The sight of a giant glacial sculpture moored in 50 metres of water, a perfect archway carved right through it by surf and waves, did not disappoint.
“Absolutely beautiful – never seen anything like it before,”
said Pete Kottenstette, who relocated to Mount Pearl, N.L., from Dallas as part of his work in the oil and gas sector.
Jean-Pierre Renaud of Laval, Que., was equally impressed.
“It’s incredible. It’s just beautiful, seeing the size of it, the colours coming out of it when the sun is on it, it’s just amazing. It’s breathtaking.”
Prehistoric towers and slabs of ice moulded by the sea into shapes of all description have arrived to the delight of tourists as mariners take warning.
“It’s phenomenal, really,” said Capt. Barry Rogers, president of Iceberg Quest Ocean Tours, as he paused from a hectic schedule in the wheelhouse of his popular vessel.
“We’ve had some great ice years, but I think this one is going to be the biggest year of all. We’ve just had a huge flow of icebergs coming from Greenland.”
The rare display of frozen natural beauty is attracting people from across the globe, Rogers said. “Folks are coming from all over the world. They’re just totally intrigued with icebergs.”
“I guess it’s one thing to hear about them and yet it’s a totally different thing to be up within several hundred feet of them.”
But Rogers is careful to keep a safe distance.
“That iceberg is quite large underneath and quite dangerous as well,” he told his guests over a microphone as he approached the site where it ran aground near Cape Spear. It’s gorgeous to look at but can break apart or roll over with little warning, he explained.
Rogers also cautioned passengers in the rise and fall of North Atlantic swells to hang on at all times. One hand on the camera, one hand on a safety rail, he urged them.
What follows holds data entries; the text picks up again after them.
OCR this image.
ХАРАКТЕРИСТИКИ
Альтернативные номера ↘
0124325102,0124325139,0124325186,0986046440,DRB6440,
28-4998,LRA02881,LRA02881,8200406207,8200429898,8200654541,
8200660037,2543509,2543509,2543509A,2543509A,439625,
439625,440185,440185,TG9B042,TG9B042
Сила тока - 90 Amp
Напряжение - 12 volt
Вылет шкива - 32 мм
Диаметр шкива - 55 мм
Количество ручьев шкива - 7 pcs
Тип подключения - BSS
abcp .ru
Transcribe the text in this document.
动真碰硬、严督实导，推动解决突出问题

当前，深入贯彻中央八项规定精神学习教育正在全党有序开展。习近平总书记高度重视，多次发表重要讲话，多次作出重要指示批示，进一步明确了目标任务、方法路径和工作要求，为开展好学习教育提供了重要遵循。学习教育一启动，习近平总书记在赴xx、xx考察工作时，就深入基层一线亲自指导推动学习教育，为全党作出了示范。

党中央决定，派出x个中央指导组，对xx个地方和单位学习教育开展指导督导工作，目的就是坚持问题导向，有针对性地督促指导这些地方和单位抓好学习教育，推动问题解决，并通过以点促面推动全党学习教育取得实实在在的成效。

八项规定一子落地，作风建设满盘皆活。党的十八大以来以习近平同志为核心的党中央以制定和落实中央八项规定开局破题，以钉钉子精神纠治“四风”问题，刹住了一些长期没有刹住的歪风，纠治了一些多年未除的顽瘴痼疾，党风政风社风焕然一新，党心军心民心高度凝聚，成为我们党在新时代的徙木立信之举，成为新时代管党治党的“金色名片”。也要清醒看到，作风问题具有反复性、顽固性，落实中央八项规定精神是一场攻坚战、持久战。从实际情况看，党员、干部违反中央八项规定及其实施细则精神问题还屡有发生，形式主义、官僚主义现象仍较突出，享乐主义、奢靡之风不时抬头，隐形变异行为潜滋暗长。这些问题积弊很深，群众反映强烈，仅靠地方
As people crowded the pulpit bow taking photos, Rogers pointed out the berg’s striking shades of brilliant aqua and deep blue, the grooves cut by waves and small waterfalls running from melting sections.
He said it likely took around 18 months to three years for that iceberg to arrive.
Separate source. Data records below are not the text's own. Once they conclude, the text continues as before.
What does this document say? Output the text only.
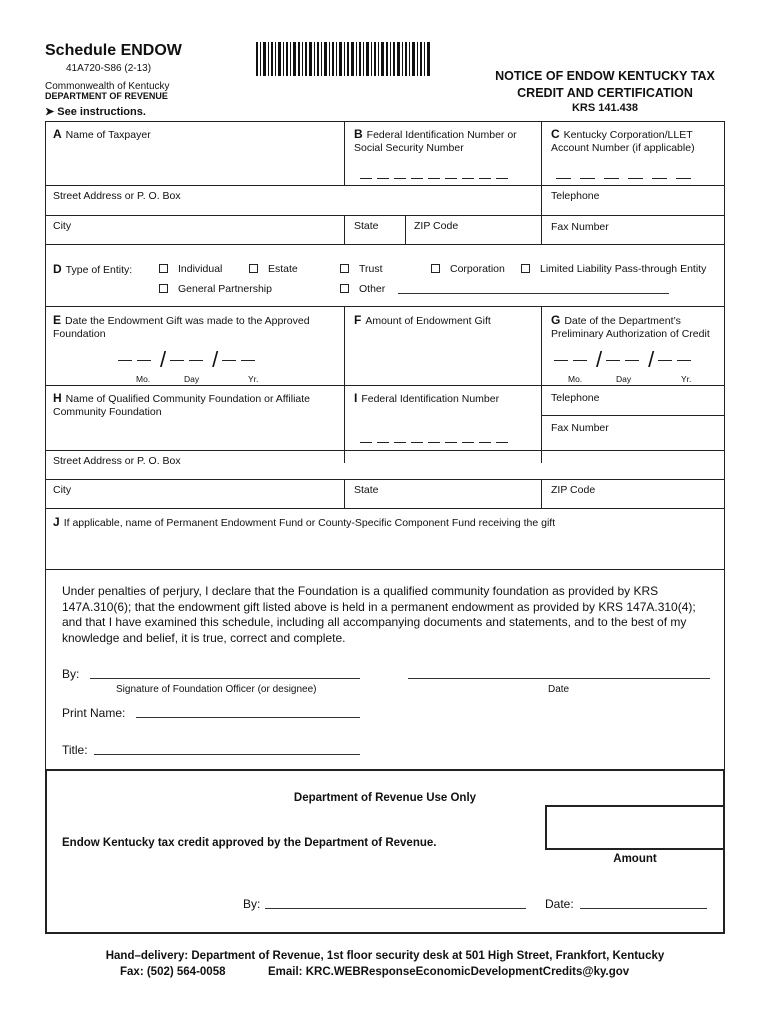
Schedule ENDOW
41A720-S86 (2-13)
Commonwealth of Kentucky
DEPARTMENT OF REVENUE
➤ See instructions.
NOTICE OF ENDOW KENTUCKY TAX
CREDIT AND CERTIFICATION
KRS 141.438
A Name of Taxpayer	B Federal Identification Number or Social Security Number
C Kentucky Corporation/LLET Account Number (if applicable)
Street Address or P. O. Box	Telephone
City	State	ZIP Code	Fax Number
D Type of Entity:	Individual	Estate	Trust	Corporation	Limited Liability Pass-through Entity
General Partnership	Other
E Date the Endowment Gift was made to the Approved Foundation
/ /
Mo.	Day	Yr.
F Amount of Endowment Gift	G Date of the Department’s Preliminary Authorization of Credit
/ /
Mo.	Day	Yr.
H Name of Qualified Community Foundation or Affiliate Community Foundation
I Federal Identification Number	Telephone
Fax Number
Street Address or P. O. Box
City	State	ZIP Code
J If applicable, name of Permanent Endowment Fund or County-Specific Component Fund receiving the gift
Under penalties of perjury, I declare that the Foundation is a qualified community foundation as provided by KRS 147A.310(6); that the endowment gift listed above is held in a permanent endowment as provided by KRS 147A.310(4); and that I have examined this schedule, including all accompanying documents and statements, and to the best of my knowledge and belief, it is true, correct and complete.
By:
Signature of Foundation Officer (or designee)	Date
Print Name:
Title:
Department of Revenue Use Only
Endow Kentucky tax credit approved by the Department of Revenue.
Amount
By:	Date:
Hand–delivery: Department of Revenue, 1st floor security desk at 501 High Street, Frankfort, Kentucky
Fax: (502) 564-0058	Email: KRC.WEBResponseEconomicDevelopmentCredits@ky.gov
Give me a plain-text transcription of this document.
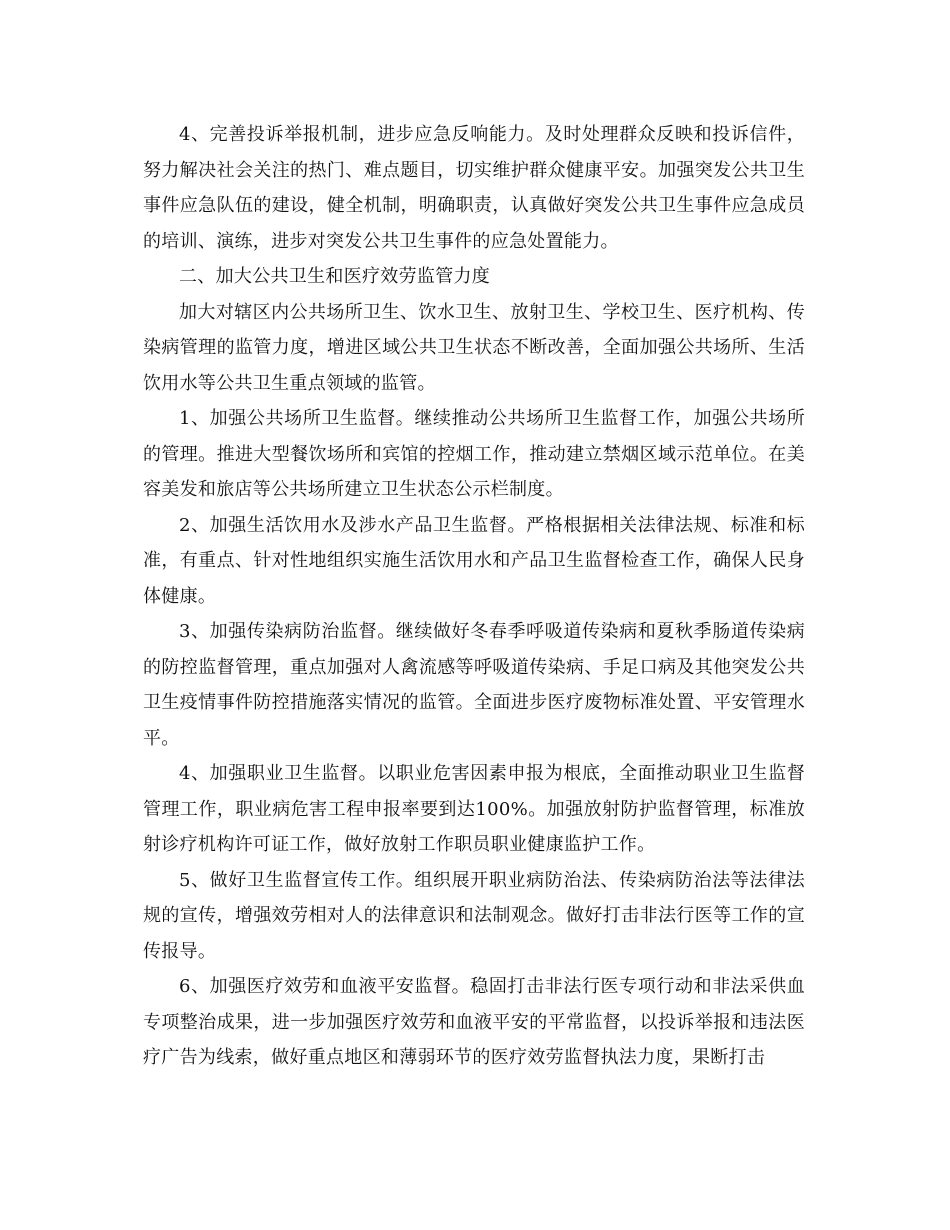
4、完善投诉举报机制，进步应急反响能力。及时处理群众反映和投诉信件，努力解决社会关注的热门、难点题目，切实维护群众健康平安。加强突发公共卫生事件应急队伍的建设，健全机制，明确职责，认真做好突发公共卫生事件应急成员的培训、演练，进步对突发公共卫生事件的应急处置能力。

二、加大公共卫生和医疗效劳监管力度

加大对辖区内公共场所卫生、饮水卫生、放射卫生、学校卫生、医疗机构、传染病管理的监管力度，增进区域公共卫生状态不断改善，全面加强公共场所、生活饮用水等公共卫生重点领域的监管。

1、加强公共场所卫生监督。继续推动公共场所卫生监督工作，加强公共场所的管理。推进大型餐饮场所和宾馆的控烟工作，推动建立禁烟区域示范单位。在美容美发和旅店等公共场所建立卫生状态公示栏制度。

2、加强生活饮用水及涉水产品卫生监督。严格根据相关法律法规、标准和标准，有重点、针对性地组织实施生活饮用水和产品卫生监督检查工作，确保人民身体健康。

3、加强传染病防治监督。继续做好冬春季呼吸道传染病和夏秋季肠道传染病的防控监督管理，重点加强对人禽流感等呼吸道传染病、手足口病及其他突发公共卫生疫情事件防控措施落实情况的监管。全面进步医疗废物标准处置、平安管理水平。

4、加强职业卫生监督。以职业危害因素申报为根底，全面推动职业卫生监督管理工作，职业病危害工程申报率要到达100%。加强放射防护监督管理，标准放射诊疗机构许可证工作，做好放射工作职员职业健康监护工作。

5、做好卫生监督宣传工作。组织展开职业病防治法、传染病防治法等法律法规的宣传，增强效劳相对人的法律意识和法制观念。做好打击非法行医等工作的宣传报导。

6、加强医疗效劳和血液平安监督。稳固打击非法行医专项行动和非法采供血专项整治成果，进一步加强医疗效劳和血液平安的平常监督，以投诉举报和违法医疗广告为线索，做好重点地区和薄弱环节的医疗效劳监督执法力度，果断打击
Creeping glaciers that cover much of Greenland crawl towards ocean cliffs before snapping off in giant slabs that then float south toward the coasts of Labrador and Newfoundland. When spring sea ice is especially thick it keeps the icebergs, believed to be at least 12,000-year-old specimens of pristinely pure water, more intact as they travel.
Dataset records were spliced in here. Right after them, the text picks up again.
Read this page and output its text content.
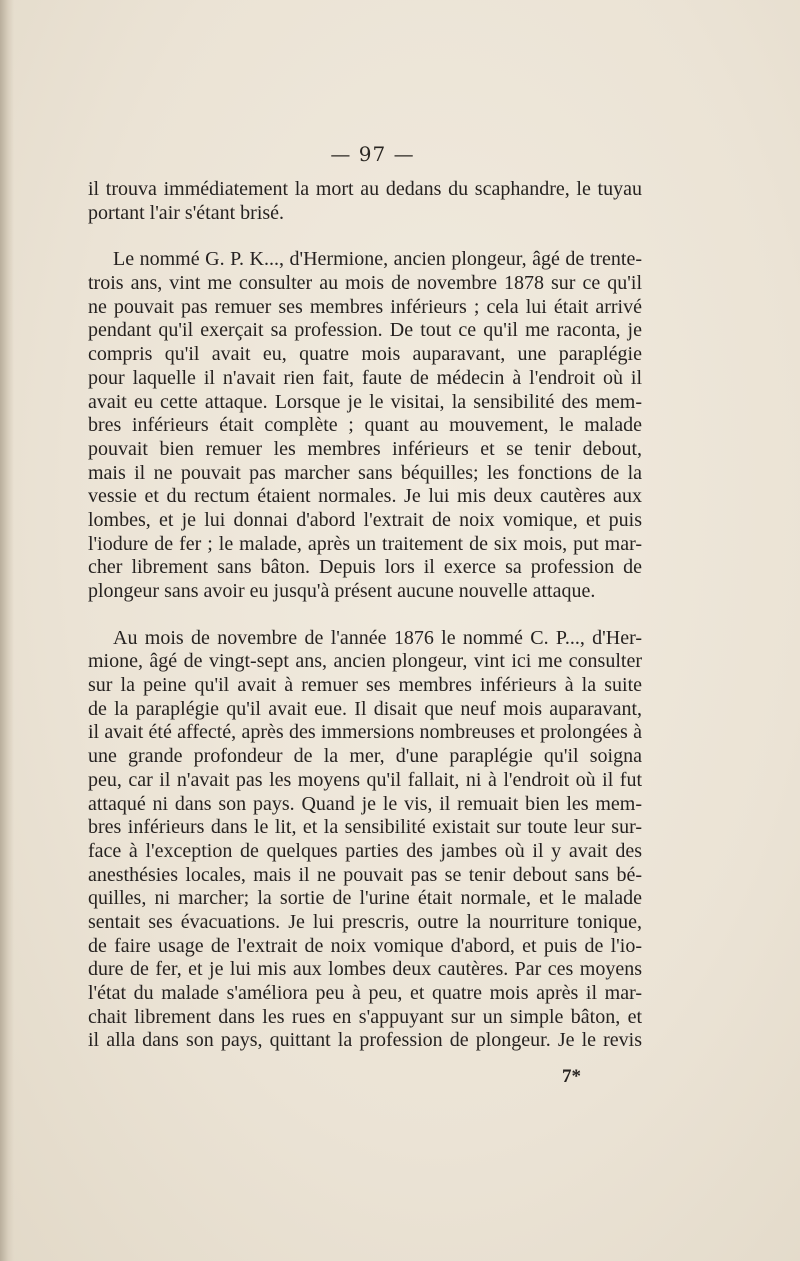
— 97 —
il trouva immédiatement la mort au dedans du scaphandre, le tuyau
portant l'air s'étant brisé.
Le nommé G. P. K..., d'Hermione, ancien plongeur, âgé de trente-
trois ans, vint me consulter au mois de novembre 1878 sur ce qu'il
ne pouvait pas remuer ses membres inférieurs ; cela lui était arrivé
pendant qu'il exerçait sa profession. De tout ce qu'il me raconta, je
compris qu'il avait eu, quatre mois auparavant, une paraplégie
pour laquelle il n'avait rien fait, faute de médecin à l'endroit où il
avait eu cette attaque. Lorsque je le visitai, la sensibilité des mem-
bres inférieurs était complète ; quant au mouvement, le malade
pouvait bien remuer les membres inférieurs et se tenir debout,
mais il ne pouvait pas marcher sans béquilles; les fonctions de la
vessie et du rectum étaient normales. Je lui mis deux cautères aux
lombes, et je lui donnai d'abord l'extrait de noix vomique, et puis
l'iodure de fer ; le malade, après un traitement de six mois, put mar-
cher librement sans bâton. Depuis lors il exerce sa profession de
plongeur sans avoir eu jusqu'à présent aucune nouvelle attaque.
Au mois de novembre de l'année 1876 le nommé C. P..., d'Her-
mione, âgé de vingt-sept ans, ancien plongeur, vint ici me consulter
sur la peine qu'il avait à remuer ses membres inférieurs à la suite
de la paraplégie qu'il avait eue. Il disait que neuf mois auparavant,
il avait été affecté, après des immersions nombreuses et prolongées à
une grande profondeur de la mer, d'une paraplégie qu'il soigna
peu, car il n'avait pas les moyens qu'il fallait, ni à l'endroit où il fut
attaqué ni dans son pays. Quand je le vis, il remuait bien les mem-
bres inférieurs dans le lit, et la sensibilité existait sur toute leur sur-
face à l'exception de quelques parties des jambes où il y avait des
anesthésies locales, mais il ne pouvait pas se tenir debout sans bé-
quilles, ni marcher; la sortie de l'urine était normale, et le malade
sentait ses évacuations. Je lui prescris, outre la nourriture tonique,
de faire usage de l'extrait de noix vomique d'abord, et puis de l'io-
dure de fer, et je lui mis aux lombes deux cautères. Par ces moyens
l'état du malade s'améliora peu à peu, et quatre mois après il mar-
chait librement dans les rues en s'appuyant sur un simple bâton, et
il alla dans son pays, quittant la profession de plongeur. Je le revis
7*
They float because the density of the frozen berg is less than that of sea water.
Smaller “bergy bits” are especially hazardous as they can be harder to see in waves but can easily cut through a steel hull.
Rogers steered toward a soaring rocky cliff to give passengers a closer look at a sparkling piece of sunlit ice less than five metres long. Such remnants are known as “growlers” for how they hiss as they melt, releasing air.
Trudy Wohlleben, a senior ice forecaster for the Canadian Ice Service, said a long trail of bergs extending down the Labrador coast is now concentrated off northeastern and eastern Newfoundland.
She said it’s the most sea ice and resulting bergs since 2003, though it’s not clear why.
“Climate has many aspects to it,” Wohlleben said from Ottawa. “Whether it’s natural variability or it’s part of a longer term trend, it’s a little difficult to say.”
It’s expected that icebergs will be visible off Newfoundland for at least the next several weeks.
If you go: Check out the Iceberg Finder map at www.icebergfinder.com for updates.
A warm coat, hat and gloves are recommended for offshore viewing.